An Apr. 13 USLEAP statement claimed, "the Plan does not require an actual reduction in violence against trade unionists or advances on impunity& does not address& human rights violations, militarization, impact on agriculture, internal displacement or the rights of Afro- Colombians, and provides no way to ensure compliance once the Colombia FTA is implemented."
"There is a historical pattern here that is quite disturbing," Adam Isacson, senior associate for regional security policy at the Washington Office on Latin America, told IPS.
"The year before the U.S.-Dominican Republic-Central America Free Trade Agreement (CAFTA), union member killings dropped precipitously. The year after it was ratified we saw a sharp increases in killings of unionists especially in Guatemala and Honduras." "Colombia still hasn't managed to investigate, try or punish even the most recent union killings – there is neither the political will nor the judicial capacity to ever get the trigger pullers, much less the actual people behind the killings, behind bars," he added.

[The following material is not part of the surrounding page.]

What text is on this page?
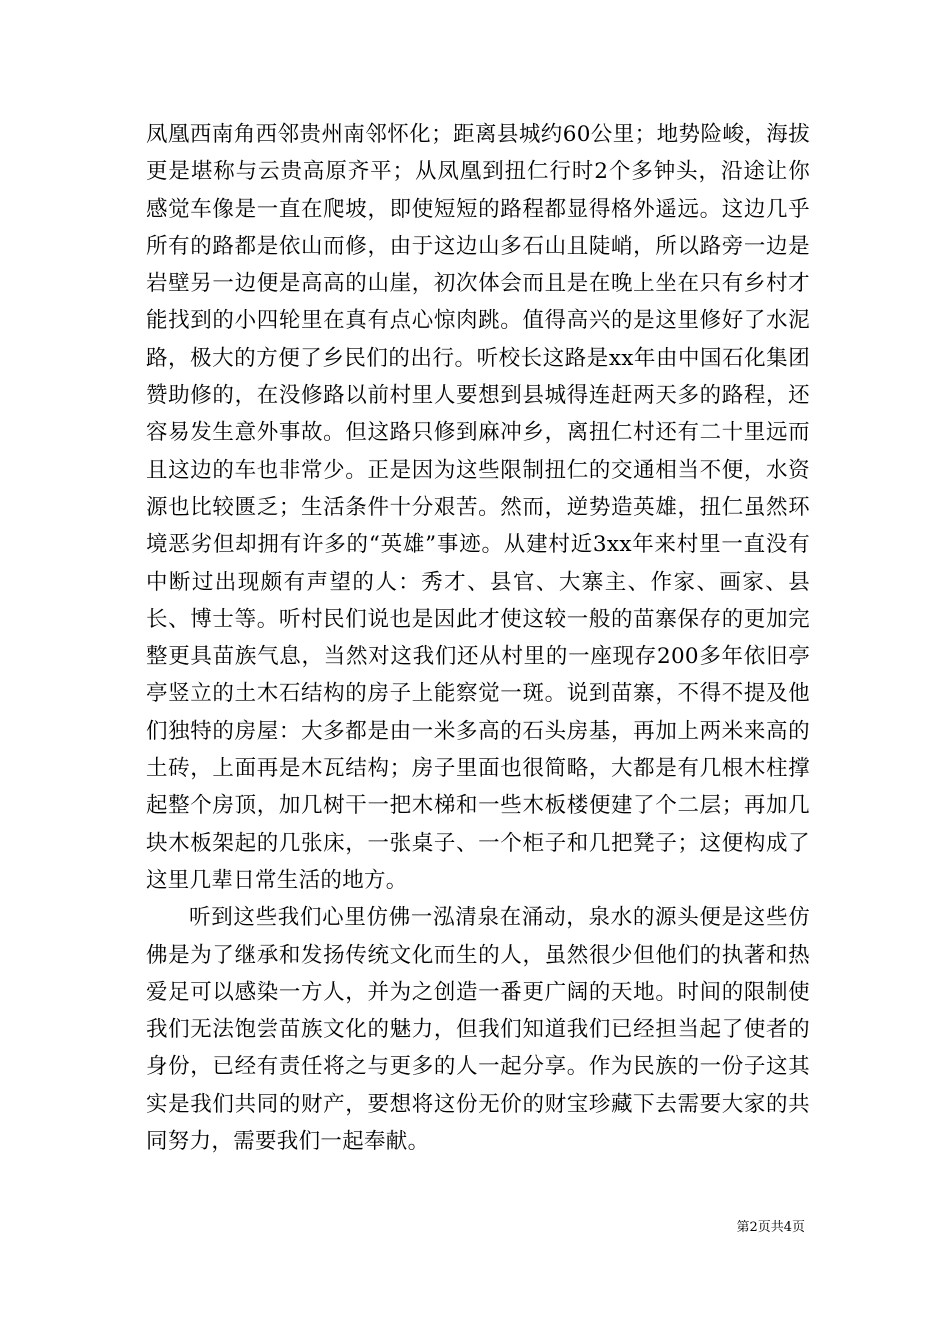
凤凰西南角西邻贵州南邻怀化；距离县城约60公里；地势险峻，海拔更是堪称与云贵高原齐平；从凤凰到扭仁行时2个多钟头，沿途让你感觉车像是一直在爬坡，即使短短的路程都显得格外遥远。这边几乎所有的路都是依山而修，由于这边山多石山且陡峭，所以路旁一边是岩壁另一边便是高高的山崖，初次体会而且是在晚上坐在只有乡村才能找到的小四轮里在真有点心惊肉跳。值得高兴的是这里修好了水泥路，极大的方便了乡民们的出行。听校长这路是xx年由中国石化集团赞助修的，在没修路以前村里人要想到县城得连赶两天多的路程，还容易发生意外事故。但这路只修到麻冲乡，离扭仁村还有二十里远而且这边的车也非常少。正是因为这些限制扭仁的交通相当不便，水资源也比较匮乏；生活条件十分艰苦。然而，逆势造英雄，扭仁虽然环境恶劣但却拥有许多的“英雄”事迹。从建村近3xx年来村里一直没有中断过出现颇有声望的人：秀才、县官、大寨主、作家、画家、县长、博士等。听村民们说也是因此才使这较一般的苗寨保存的更加完整更具苗族气息，当然对这我们还从村里的一座现存200多年依旧亭亭竖立的土木石结构的房子上能察觉一斑。说到苗寨，不得不提及他们独特的房屋：大多都是由一米多高的石头房基，再加上两米来高的土砖，上面再是木瓦结构；房子里面也很简略，大都是有几根木柱撑起整个房顶，加几树干一把木梯和一些木板楼便建了个二层；再加几块木板架起的几张床，一张桌子、一个柜子和几把凳子；这便构成了这里几辈日常生活的地方。

听到这些我们心里仿佛一泓清泉在涌动，泉水的源头便是这些仿佛是为了继承和发扬传统文化而生的人，虽然很少但他们的执著和热爱足可以感染一方人，并为之创造一番更广阔的天地。时间的限制使我们无法饱尝苗族文化的魅力，但我们知道我们已经担当起了使者的身份，已经有责任将之与更多的人一起分享。作为民族的一份子这其实是我们共同的财产，要想将这份无价的财宝珍藏下去需要大家的共同努力，需要我们一起奉献。

第2页共4页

Corporate-security collaboration
The fact that paramilitaries, government security forces and corporate interests are closely linked in Colombian society only compounds the crisis further.
Michael Evans, director of the Colombia Documentation Project at the National Security Archive – who recently exposed Chiquita Brands International for making millions of dollars worth of "security" payments to illegal armed groups in Colombia – told IPS that opponents of the FTA in the U.S. are seriously questioning the wisdom of a deal that nurtures economic ties with a country where "much of the economy remains in the hands of violent criminal gangs with a history of ties to Colombian politicians and security force members."
"Security is paramount for big multinational corporations operating in Colombia - Chiquita's payments to armed groups were simply [called] the "cost of doing business in Colombia"," Evans told IPS.
"Today, dozens of Colombian politicians, military officers and intelligence officials stand accused or have been convicted of collaboration with paramilitary forces responsible for thousands of killings, many of them unionists and left-leaning politicians," he added.
"In many cases, victims of paramilitary violence have waited more than 10 years for justice. We're now only beginning to understand how these illegal networks operated - the Chiquita Papers show us that strengthened commercial ties do not necessarily translate into greater respect for human rights or the rule of law."